Research and Clinical Trials
The MWH Research Department was established in 2004 and supports our mission
to improve the health of the people in the communities we serve by advancing
research innovation and furthering the knowledge of healthcare professionals.
We put this commitment into practice every day by conducting clinical
trials. Plus, it gives our patients access to new treatments and therapies.
As a department within Mary Washington Hospital, our experienced research
staff coordinates and facilitates all operational aspects of clinical
trial management including regulatory compliance, IRB submissions, and
approval of research proposals.
What is clinical research?
Clinical research plays a critical role in the prevention and cure of various
health disorders and involves the study of the clinical effectiveness
of materials and methods. Each trial explores the possibility of prevention
and cure for numerous medical disorders.
Clinical research studies examine the essential results for proper healthcare
management, by monitoring practices concerning safety, effective medical
practices, diagnostic techniques, devices, new medications, diagnostic
tools and regiments.
1201-B Sam Perry Blvd., Suite 265
Fredericksburg, VA 22401
Research vocabulary and definitions:
International Conference on Harmonisation (ICH)
International Conference on Harmonisation (ICH) is an international organization of both regulatory agencies and
pharmaceutical manufacturing associates that attempts to rationalize and
harmonize regulations. It has grown in response to rising research costs,
increased length of time in bringing needed products to the market place
and the inconsistencies in technical requirements among countries. The
ICH structure is composed of many members from all over the world. ICH
focuses on four main topic areas: Quality, Efficacy, Safety, and Multidisciplinary.
Institutional Review Board (IRB)
Institutional Review Board (IRB) is an independent body constituted of medical, scientific, and non-scientific
members, whose responsibility is to ensure the protections of the rights,
safety and well-being of human subjects involved in the trial by, among
other things, reviewing, approving, and providing continuing review of
trial protocol and amendments and of the methods and material to be used
in obtaining and documenting informed consent of the trial subjects.
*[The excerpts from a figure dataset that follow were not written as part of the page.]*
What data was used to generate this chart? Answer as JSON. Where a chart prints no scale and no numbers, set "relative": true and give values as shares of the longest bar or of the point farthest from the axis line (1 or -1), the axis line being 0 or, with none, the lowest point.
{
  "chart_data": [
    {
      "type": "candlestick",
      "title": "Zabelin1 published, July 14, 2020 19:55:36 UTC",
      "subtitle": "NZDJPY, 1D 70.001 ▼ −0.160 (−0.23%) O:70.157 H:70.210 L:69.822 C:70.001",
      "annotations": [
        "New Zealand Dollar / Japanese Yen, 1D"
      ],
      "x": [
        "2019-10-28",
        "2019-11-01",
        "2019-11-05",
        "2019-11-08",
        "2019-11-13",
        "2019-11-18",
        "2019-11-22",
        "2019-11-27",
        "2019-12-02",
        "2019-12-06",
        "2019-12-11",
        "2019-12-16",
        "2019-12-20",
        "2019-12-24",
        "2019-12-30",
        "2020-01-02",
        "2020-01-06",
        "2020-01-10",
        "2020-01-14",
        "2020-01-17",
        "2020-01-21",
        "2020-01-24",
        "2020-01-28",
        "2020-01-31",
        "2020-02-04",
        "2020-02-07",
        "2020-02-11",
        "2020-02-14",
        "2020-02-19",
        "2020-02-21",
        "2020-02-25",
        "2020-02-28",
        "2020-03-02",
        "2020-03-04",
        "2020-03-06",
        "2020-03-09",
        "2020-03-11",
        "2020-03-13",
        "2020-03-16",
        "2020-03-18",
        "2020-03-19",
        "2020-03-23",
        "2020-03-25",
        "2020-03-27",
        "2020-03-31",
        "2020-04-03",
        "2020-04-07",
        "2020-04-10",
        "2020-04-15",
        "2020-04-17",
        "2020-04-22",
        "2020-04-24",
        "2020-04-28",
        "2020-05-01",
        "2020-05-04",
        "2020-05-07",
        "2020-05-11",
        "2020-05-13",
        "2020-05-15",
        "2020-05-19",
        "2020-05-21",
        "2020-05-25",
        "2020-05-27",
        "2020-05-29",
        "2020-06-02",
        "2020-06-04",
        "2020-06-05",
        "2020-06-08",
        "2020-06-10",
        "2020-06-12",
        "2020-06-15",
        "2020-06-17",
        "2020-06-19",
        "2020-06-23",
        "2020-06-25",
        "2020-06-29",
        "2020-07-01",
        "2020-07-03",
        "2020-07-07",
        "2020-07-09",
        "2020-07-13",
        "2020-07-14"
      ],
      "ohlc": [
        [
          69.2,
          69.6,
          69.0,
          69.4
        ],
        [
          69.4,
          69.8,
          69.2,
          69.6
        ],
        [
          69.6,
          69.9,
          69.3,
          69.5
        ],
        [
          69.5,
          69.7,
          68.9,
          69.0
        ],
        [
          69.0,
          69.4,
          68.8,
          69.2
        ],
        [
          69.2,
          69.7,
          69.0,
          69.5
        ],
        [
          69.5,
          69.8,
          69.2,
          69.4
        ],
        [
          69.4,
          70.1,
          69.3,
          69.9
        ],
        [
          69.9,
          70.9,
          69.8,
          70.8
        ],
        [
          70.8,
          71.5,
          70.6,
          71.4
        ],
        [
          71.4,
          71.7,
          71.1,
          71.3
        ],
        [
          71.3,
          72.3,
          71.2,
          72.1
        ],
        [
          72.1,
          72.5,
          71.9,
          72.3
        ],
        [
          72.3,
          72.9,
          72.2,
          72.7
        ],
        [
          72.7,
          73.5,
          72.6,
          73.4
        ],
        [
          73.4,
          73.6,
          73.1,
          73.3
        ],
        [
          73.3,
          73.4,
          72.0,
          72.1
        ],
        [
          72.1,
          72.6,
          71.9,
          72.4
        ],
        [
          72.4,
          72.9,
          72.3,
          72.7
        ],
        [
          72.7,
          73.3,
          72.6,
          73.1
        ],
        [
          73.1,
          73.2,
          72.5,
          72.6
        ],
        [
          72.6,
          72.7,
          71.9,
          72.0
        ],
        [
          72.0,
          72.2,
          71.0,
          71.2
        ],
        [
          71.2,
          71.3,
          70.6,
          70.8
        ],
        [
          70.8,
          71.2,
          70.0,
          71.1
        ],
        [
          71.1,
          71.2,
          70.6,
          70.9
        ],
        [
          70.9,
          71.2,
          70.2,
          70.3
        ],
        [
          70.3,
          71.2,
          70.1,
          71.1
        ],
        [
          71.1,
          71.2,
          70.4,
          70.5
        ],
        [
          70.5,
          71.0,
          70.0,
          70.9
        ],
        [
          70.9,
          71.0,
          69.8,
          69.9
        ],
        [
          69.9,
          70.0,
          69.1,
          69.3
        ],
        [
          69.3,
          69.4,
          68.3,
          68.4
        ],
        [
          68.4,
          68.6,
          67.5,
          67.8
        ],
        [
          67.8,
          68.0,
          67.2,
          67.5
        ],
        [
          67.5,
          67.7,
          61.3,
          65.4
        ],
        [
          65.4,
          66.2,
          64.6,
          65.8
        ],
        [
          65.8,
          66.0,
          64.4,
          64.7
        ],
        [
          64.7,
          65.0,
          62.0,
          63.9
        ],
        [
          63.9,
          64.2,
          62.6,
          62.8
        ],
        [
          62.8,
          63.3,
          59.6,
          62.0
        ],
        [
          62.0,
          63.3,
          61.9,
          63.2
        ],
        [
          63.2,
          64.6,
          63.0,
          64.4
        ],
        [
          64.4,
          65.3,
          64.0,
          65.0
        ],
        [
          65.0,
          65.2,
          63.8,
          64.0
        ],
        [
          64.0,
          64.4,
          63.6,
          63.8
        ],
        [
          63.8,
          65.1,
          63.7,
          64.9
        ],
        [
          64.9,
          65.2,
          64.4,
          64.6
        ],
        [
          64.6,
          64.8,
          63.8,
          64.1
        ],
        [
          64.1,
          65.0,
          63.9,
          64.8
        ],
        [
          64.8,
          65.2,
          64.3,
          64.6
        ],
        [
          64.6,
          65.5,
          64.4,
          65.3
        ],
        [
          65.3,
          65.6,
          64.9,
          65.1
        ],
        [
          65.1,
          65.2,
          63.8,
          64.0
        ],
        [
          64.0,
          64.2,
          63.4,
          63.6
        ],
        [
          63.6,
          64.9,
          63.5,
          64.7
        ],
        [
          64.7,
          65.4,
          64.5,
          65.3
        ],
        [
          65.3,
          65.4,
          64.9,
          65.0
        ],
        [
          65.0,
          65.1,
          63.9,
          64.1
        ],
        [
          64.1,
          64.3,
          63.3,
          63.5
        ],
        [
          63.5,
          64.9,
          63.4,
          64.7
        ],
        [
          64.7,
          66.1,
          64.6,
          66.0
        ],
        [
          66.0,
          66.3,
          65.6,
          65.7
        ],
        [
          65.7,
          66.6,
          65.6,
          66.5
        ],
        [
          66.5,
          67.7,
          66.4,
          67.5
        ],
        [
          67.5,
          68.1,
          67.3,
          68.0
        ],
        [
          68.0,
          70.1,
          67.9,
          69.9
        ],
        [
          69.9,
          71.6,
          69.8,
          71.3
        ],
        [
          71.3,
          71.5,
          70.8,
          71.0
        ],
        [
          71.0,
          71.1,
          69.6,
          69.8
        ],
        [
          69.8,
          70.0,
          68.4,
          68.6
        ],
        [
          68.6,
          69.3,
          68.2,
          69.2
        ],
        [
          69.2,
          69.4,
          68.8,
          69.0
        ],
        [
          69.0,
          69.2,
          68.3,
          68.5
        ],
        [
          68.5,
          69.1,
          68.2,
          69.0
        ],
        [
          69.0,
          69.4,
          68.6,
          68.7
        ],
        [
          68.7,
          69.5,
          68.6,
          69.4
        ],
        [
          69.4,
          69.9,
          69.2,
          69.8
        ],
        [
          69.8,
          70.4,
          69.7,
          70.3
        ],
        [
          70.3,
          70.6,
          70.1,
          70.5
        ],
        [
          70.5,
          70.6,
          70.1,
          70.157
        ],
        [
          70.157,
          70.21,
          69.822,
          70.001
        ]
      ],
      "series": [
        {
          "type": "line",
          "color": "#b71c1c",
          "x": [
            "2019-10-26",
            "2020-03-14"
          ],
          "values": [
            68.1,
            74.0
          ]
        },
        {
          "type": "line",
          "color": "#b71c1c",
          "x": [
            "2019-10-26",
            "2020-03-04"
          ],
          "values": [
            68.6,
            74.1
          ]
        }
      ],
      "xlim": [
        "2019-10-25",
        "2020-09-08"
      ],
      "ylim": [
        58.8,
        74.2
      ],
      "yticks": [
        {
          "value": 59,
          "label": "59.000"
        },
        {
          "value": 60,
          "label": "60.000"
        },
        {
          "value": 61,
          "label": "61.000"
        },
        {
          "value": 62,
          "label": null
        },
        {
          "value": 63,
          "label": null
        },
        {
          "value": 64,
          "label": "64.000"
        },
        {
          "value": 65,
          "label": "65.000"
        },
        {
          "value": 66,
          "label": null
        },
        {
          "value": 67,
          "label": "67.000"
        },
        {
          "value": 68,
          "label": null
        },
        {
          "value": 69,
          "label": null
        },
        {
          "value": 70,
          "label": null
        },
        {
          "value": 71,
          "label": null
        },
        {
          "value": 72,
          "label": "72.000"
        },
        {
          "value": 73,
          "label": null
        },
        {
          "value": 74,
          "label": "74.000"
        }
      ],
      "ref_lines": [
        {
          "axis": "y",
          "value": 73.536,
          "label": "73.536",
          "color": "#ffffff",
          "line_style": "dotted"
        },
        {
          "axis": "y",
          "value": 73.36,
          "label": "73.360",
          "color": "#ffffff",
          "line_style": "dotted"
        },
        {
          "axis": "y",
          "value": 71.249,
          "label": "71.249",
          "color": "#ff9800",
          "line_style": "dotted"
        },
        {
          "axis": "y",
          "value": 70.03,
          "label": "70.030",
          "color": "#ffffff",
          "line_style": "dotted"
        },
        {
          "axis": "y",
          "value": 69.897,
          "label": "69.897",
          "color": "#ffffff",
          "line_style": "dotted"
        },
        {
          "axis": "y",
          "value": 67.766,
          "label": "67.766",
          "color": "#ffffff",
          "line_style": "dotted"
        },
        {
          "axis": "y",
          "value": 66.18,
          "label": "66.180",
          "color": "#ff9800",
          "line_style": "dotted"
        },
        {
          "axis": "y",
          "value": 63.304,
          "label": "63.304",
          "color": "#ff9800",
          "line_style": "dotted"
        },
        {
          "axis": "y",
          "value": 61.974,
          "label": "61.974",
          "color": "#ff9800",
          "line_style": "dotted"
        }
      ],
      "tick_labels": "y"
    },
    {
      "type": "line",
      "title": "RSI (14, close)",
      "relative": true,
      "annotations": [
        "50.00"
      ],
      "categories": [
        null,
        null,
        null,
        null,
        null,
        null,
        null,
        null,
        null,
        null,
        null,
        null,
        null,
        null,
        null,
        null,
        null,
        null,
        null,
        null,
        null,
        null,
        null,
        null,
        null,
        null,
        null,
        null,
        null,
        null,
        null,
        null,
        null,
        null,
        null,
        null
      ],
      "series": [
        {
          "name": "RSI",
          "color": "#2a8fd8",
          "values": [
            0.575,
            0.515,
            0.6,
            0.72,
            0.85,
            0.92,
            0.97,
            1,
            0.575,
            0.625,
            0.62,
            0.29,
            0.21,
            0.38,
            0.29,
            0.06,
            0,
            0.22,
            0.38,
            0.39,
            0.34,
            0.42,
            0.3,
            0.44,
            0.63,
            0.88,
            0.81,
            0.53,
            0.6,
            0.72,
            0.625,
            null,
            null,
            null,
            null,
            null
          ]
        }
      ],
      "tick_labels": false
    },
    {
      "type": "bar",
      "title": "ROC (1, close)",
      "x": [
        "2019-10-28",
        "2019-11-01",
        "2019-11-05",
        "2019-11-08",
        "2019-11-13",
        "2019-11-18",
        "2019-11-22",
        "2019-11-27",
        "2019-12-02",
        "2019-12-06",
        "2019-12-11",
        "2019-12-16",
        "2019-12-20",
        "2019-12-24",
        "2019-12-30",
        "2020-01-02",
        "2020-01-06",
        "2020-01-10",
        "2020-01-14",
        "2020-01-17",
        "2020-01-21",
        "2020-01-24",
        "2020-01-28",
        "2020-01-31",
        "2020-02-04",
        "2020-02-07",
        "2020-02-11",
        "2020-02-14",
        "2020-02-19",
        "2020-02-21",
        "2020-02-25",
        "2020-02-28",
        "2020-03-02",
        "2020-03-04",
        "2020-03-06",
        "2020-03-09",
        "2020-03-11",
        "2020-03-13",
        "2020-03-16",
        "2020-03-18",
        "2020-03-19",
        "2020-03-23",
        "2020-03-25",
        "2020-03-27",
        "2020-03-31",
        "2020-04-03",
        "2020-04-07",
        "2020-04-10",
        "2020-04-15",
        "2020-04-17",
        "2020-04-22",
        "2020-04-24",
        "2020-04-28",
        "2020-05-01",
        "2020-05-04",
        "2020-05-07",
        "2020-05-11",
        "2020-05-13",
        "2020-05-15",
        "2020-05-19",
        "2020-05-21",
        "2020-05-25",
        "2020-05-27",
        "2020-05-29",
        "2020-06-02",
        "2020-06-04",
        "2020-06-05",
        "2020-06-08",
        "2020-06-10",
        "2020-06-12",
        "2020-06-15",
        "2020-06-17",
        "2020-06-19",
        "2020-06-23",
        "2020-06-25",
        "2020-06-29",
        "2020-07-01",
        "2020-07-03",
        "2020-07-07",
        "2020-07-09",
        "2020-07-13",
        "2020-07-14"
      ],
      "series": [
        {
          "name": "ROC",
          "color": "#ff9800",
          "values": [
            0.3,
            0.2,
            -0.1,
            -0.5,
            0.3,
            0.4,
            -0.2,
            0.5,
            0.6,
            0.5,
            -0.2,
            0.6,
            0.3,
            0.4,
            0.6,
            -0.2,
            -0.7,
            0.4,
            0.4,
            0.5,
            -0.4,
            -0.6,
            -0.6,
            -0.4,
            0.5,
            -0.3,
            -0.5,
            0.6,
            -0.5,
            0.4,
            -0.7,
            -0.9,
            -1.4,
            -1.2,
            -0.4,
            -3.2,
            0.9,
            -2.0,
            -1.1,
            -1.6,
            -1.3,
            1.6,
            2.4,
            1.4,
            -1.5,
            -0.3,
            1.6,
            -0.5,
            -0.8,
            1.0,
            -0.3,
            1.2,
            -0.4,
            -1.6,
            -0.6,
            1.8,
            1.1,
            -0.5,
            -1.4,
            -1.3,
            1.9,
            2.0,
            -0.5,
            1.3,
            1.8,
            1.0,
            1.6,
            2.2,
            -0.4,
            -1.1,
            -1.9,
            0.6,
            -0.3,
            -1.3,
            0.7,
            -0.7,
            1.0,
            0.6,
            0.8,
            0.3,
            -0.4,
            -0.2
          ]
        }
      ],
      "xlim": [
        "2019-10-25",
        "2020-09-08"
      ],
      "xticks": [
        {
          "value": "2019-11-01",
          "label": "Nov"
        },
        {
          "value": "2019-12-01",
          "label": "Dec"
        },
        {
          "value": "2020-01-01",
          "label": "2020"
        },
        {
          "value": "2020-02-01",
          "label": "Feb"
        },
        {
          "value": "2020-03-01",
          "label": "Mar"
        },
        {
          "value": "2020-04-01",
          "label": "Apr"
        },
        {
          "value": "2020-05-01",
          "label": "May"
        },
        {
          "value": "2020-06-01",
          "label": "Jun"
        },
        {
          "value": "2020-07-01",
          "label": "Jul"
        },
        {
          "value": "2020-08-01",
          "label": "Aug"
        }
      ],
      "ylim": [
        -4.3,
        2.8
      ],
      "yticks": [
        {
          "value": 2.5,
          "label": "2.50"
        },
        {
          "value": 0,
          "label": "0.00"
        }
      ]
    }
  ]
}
Principal Investigator (PI)
Principal Investigator (PI) The primary person responsible for the conduct of the clinical trial
at a trial site. If a trial is conducted by a team of individuals at the
trial site, the Investigator is the responsible leader of the team and
maybe called the principal investigator.
Sub-Investigator (SI) any individual member of the clinical trial team designated and supervised
by the investigator at a trial site to perform critical trial-related
procedures and/or to make important trial-related decisions (e.g. associates,
residents, research fellows).
Clinical Research Coordinator (CRC)
Clinical Research Coordinator (CRC) An individual who assists the investigator in conducting the trial and
is usually the main person who coordinates the daily tasks associated
with the trial.
Good Clinical Practice (GCP)
Good Clinical Practice
(GCP) Is a standard for the design, conduct, performance, monitoring, auditing,
recording, analyses, and reporting of clinical trials that provides assurance
that the data and reported results are credible and accurate, and the
rights, integrity, and confidentiality of trial subjects are protected.